It would be great if you could help me out for the below scenarios.
Is there an intelligence to check if a pdf page is in portrait view or landscape view. In a pdf, some pages are in portrait view and some in landscape view. I need to read the text in that pdf using OCR. Any suggestions?
I tried to extract text from a structured pdf document. I need the text from all the pages - Tabular and non-tablur formatted text. Below are the options i tried but it doesnt help. Let me know if we can achieve this by any other ways.
2a) “Read pdf with OCR” (With choosing inverted option and without choosing inverted options were tried) - Returns empty result.
2b) Read Pdf text - output is empty
2c) Scraping helps. But how do we know the number of pages and how to extract text from all the pages?
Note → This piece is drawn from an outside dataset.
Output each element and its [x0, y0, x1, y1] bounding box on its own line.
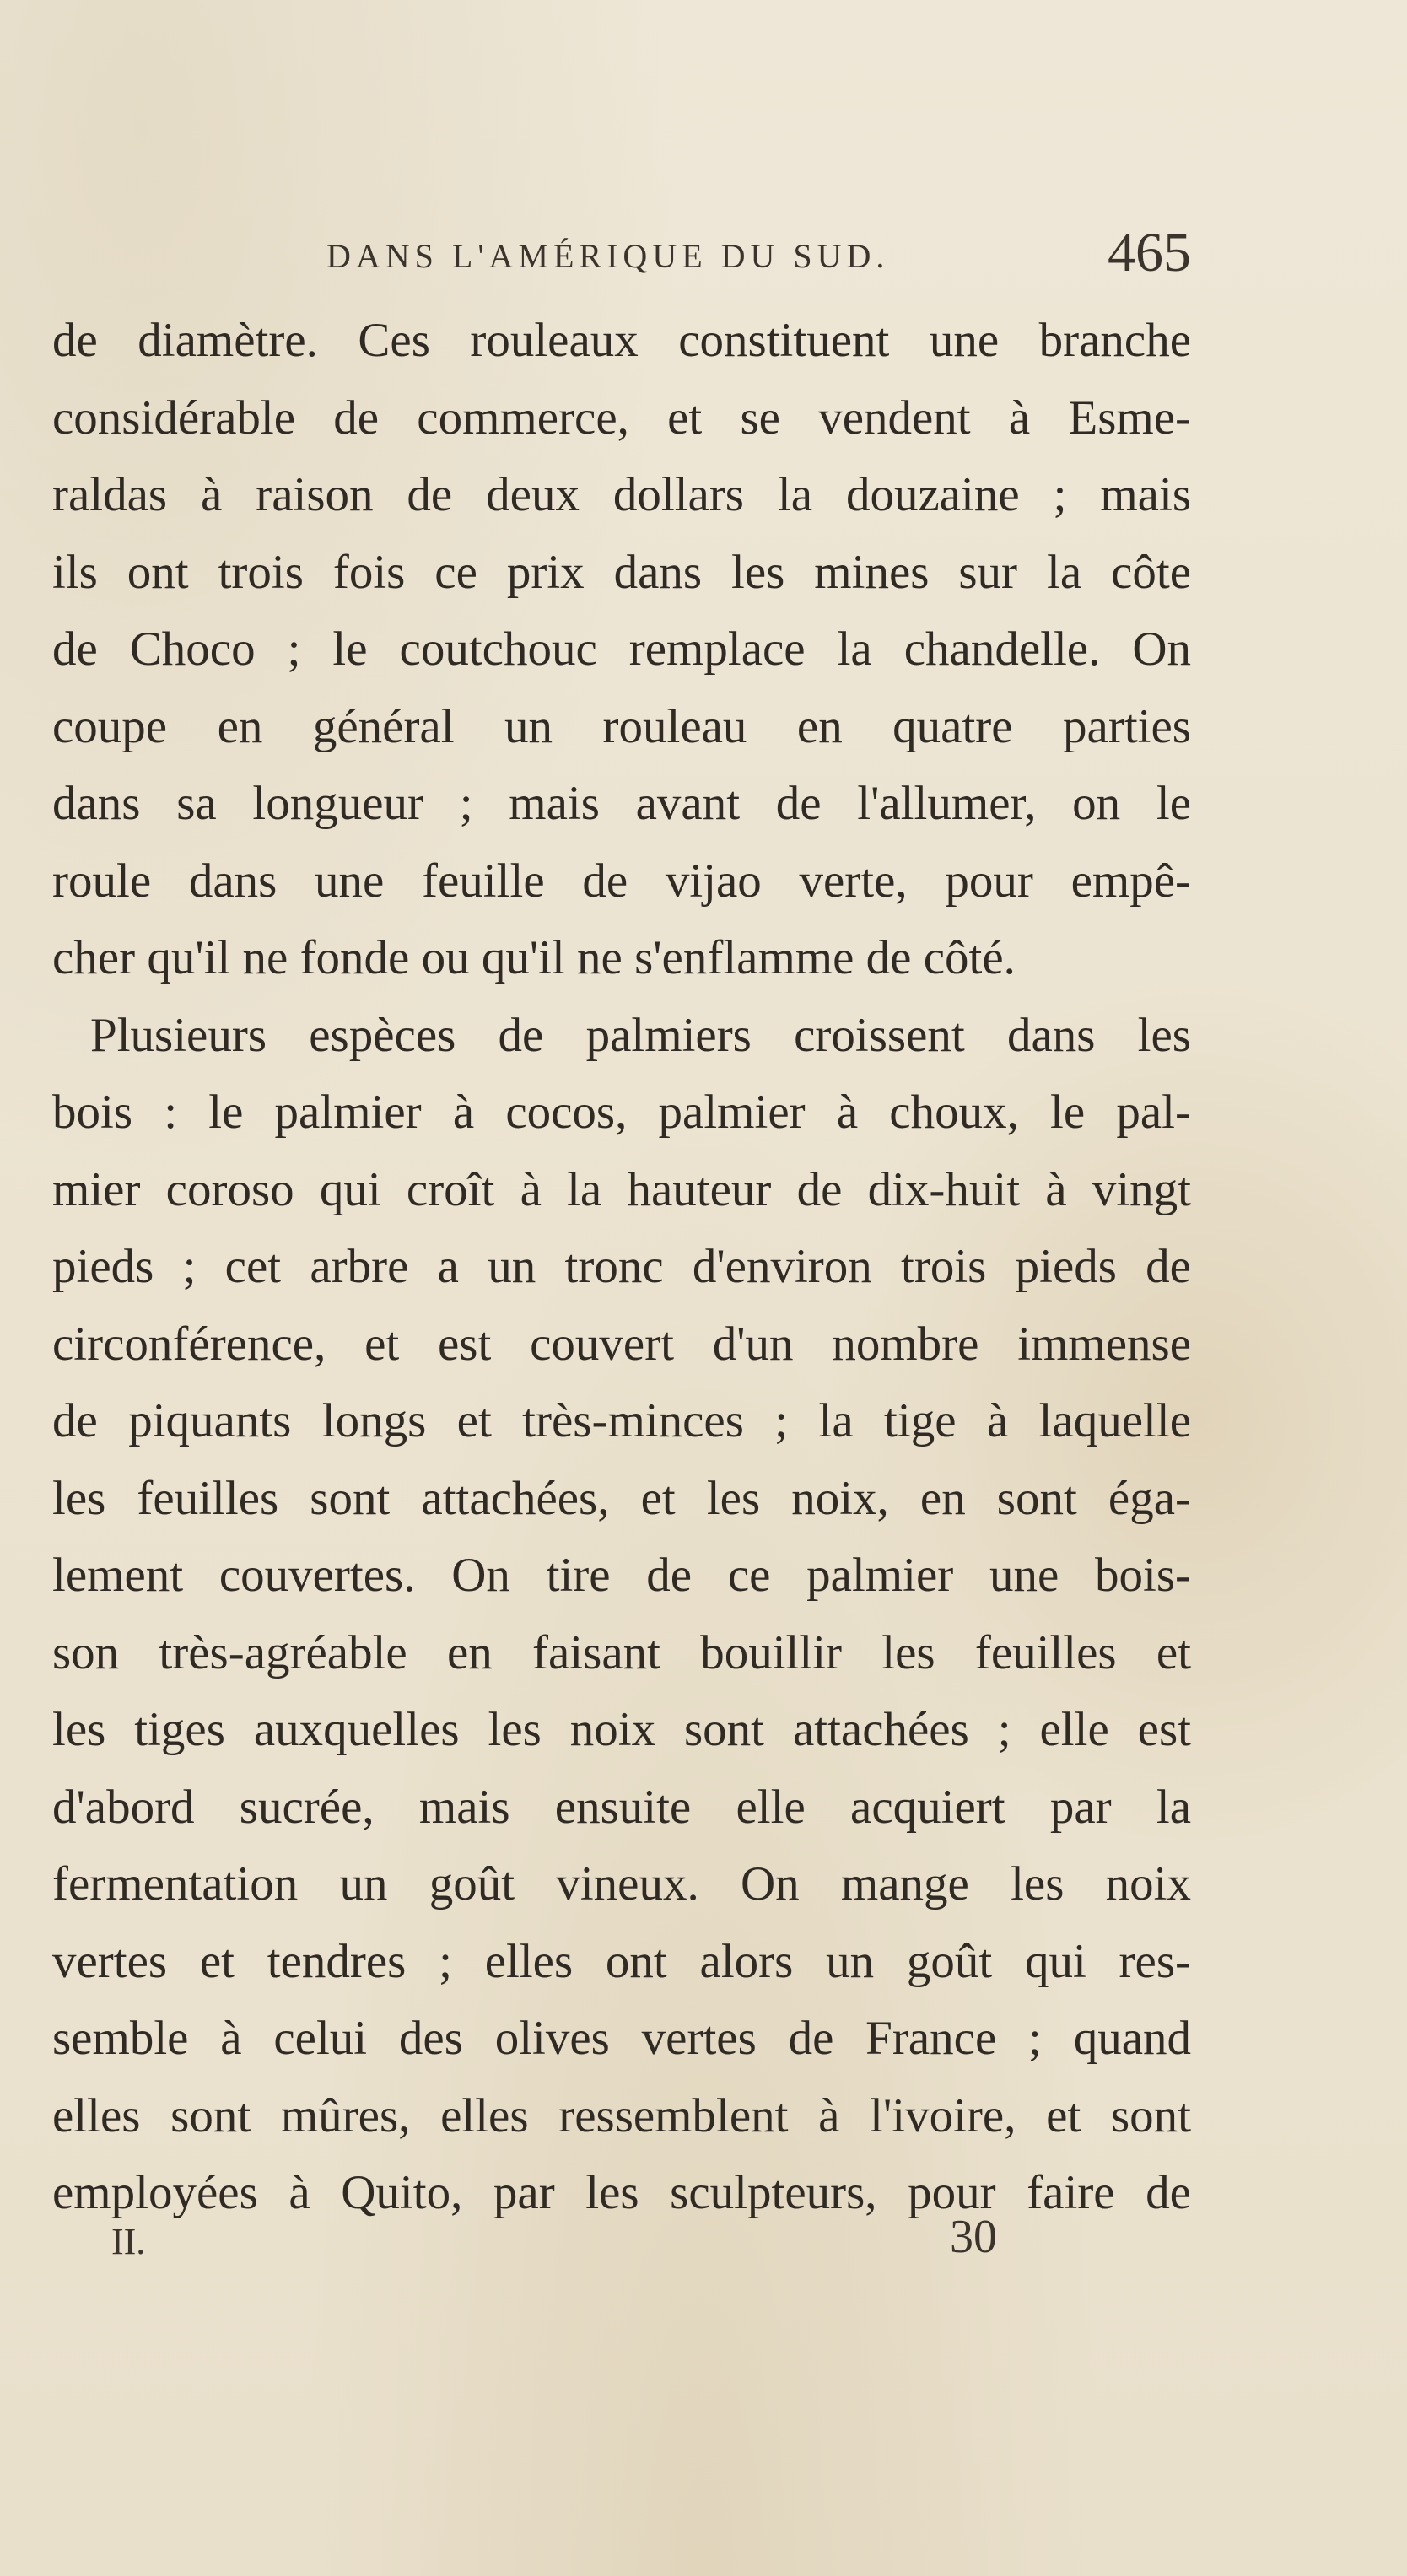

I am trying to extract text from a pdf and trying to move it to another folder. But it says “The process cannot access the file because it is being used by other process”. How do we resolve it? The document is not open anywhere else.
UiPath does not have the intelligence to check if a page is in portrait or landscape mode. However, some of the OCR auto rotate the pages to extract the data
Read PDF with OCR works finally
I copied the file to destination folder and then deleted the file after processing
Hello
can you please explain about OCR you used to extract data from landscape view.
I am also stuck in the same situation can you please help me out @lissynikkytha
I too used read pdf with ocr its giving correct result for all the pages except for rotated one.
to get page rotation and skew angle, please use the Digitize Document activity from the IntelligentOCR 3 activity package. It exposes this information on a page by page basis in the DocumentObjectModel output. Please feel free to navigate through the output (you can do it using the newest debug features in Studio directly) to see where to grab that information from.
Data extraction - I recommend building your own custom activity for data extraction or trying to use the newly released Regex Based Extractor - this applies whatever regex expressions you configure for certain fields, to the Text version of the document fed into the Data Extraction Scope.
Your answer is very helpful for me. Thank you.
I found something about abbyy finereader or flexicapture. (I did not understand which product will be great for me yet.)
I have hundreds of pdf files which may be portrait or landscape. (Some pdf’s may be first page portrait other pages landscape.) So, If you know something about abbyy, which product can be implement on UIPath successfully?
I found a connector plugin for connecting abby and uipath. But I think it works just abbyy flexicapture not with finereader. In this point, I need to read all the pdf file and take all the text data to dom. So flexicapture works with fields. But the finereader works with entire pdf. Which one should I use do you know?